Les camps en présence : les Alliés

Aucun portrait global n’a été dressé de ce qu’est le renseignement militaire allié durant la Première Guerre mondiale15. Alors qu’un bureau interallié voit le jour en novembre 1914 à Folkestone, il faut se tourner du côté des historiographies nationales pour appréhender l’organisation du renseignement belge, français et anglais qui déploie des réseaux, appelés alors services, en territoires occupés, chargés d’espionner l’armée allemande. Par ailleurs, peu d’études des organes de renseignement en guerre ont été réalisées, nous poussant à considérer des études brassant une période plus large, et manquant dès lors de finesse d’analyse. Du côté français, c’est du Service de Renseignements de l’État-Major, c’est-à-dire du 2e bureau du Grand Quartier Général, que dépendent les réseaux16. Du côté belge, la Deuxième Section du Grand Quartier Général se charge de cette mission. Une étude récente s’est penchée sur l’histoire du renseignement militaire belge, consacrant deux chapitres à ce que fut le renseignement belge durant la Grande Guerre17. C’est sans doute du côté anglais que l’aperçu est le plus satisfaisant, bien qu’il soit loin d’être complet et qu’il n’aborde en réalité que très peu les services de renseignement établis, à partir des Pays-Bas, en Belgique et dans le Nord de la France occupés. Le renseignement britannique est géré principalement par trois organisations, dont deux émanent du Quartier Général et une dernière du ministère de la guerre, le War Office. Ces études restent cependant bien plus larges que le sujet exploré ici18.

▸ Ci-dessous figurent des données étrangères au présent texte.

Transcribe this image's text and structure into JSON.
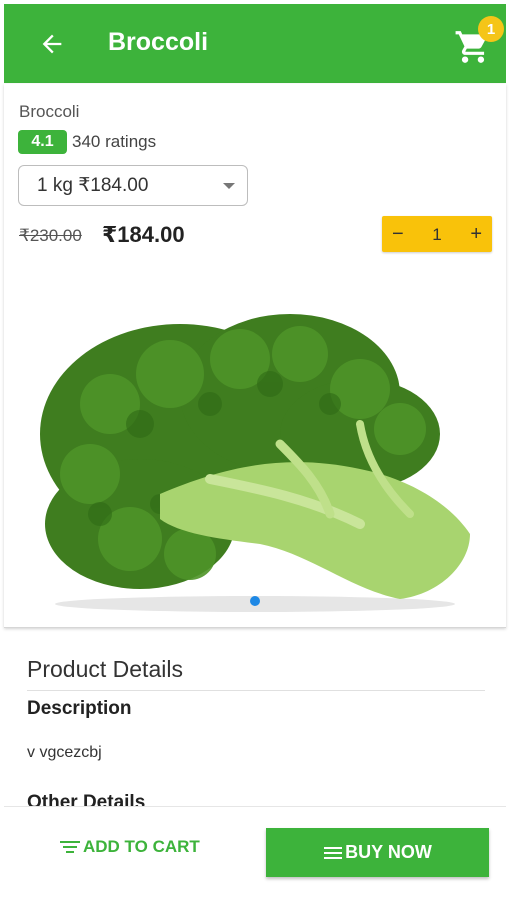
{
  "header": {
    "title": "Broccoli",
    "cart_count": "1",
    "colors": {
      "primary": "#3db33b",
      "badge": "#f5c518"
    }
  },
  "product": {
    "name": "Broccoli",
    "rating": "4.1",
    "ratings_count": "340 ratings",
    "selected_variant": "1 kg ₹184.00",
    "price_old": "₹230.00",
    "price_new": "₹184.00",
    "quantity": "1",
    "image_pager": {
      "pages": 1,
      "current": 1
    }
  },
  "details": {
    "title": "Product Details",
    "description_heading": "Description",
    "description_text": "v vgcezcbj",
    "other_heading": "Other Details"
  },
  "actions": {
    "add_to_cart": "ADD TO CART",
    "buy_now": "BUY NOW"
  }
}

Pour ce qui est de la résistance et de ses réseaux, citons Jan Van der Fraenen19, qui s’intéresse aux résistants exécutés par les Allemands à Gand. Bien qu’il n’utilise que des sources belges, il a cependant pu approcher l’appareil de contre-espionnage allemand, sans en présenter un aperçu complet, l’étude restant centrée sur les acteurs de la résistance alliée. Emmanuel Debruyne et Laurence van Ypersele proposent une première synthèse consacrée aux réseaux de résistance, aux résistants et à leur mémoire dans l’après-guerre20. Analysant un autre type d’action clandestine – le passage de soldats et de recrues –, Emmanuel Debruyne consacre un ouvrage au réseau d’Edith Cavell21, s’intéressant à cette occasion également à l’autre versant de la guerre secrète, la police secrète allemande. Mais une nouvelle fois, l’objet de l’étude n’étant pas le contre-espionnage allemand, le portrait de celui-ci n’est que partiellement dressé. La figure de Gabrielle Petit, espionne belge fusillée par les Allemands, est quant à elle décrite par Sophie de Schaepdrijver22, approchant tant l’espionne qu’elle fut et l’action clandestine qu’elle mena, que la mémoire qui se construisit après le conflit. Chantal Antier s’est prêtée à l’exercice, en 2013, pour Louise de Bettignies, résistante française23. Quelques études de cas consacrées particulièrement à l’un ou l’autre réseau ont également été réalisées dans le cadre de mémoires de master24. Par ailleurs, plusieurs articles et ouvrages s’attachent à aborder la question de l’espionnage sous l’angle du genre25. Pour étudier la question du renseignement sur le territoire belge, les archives de la Commission des Archives des Services patriotiques, qui se trouvent aux Archives générales du Royaume, offrent plus de 30 mètres linéaires de dossiers constitués par les résistants eux-mêmes après la guerre26.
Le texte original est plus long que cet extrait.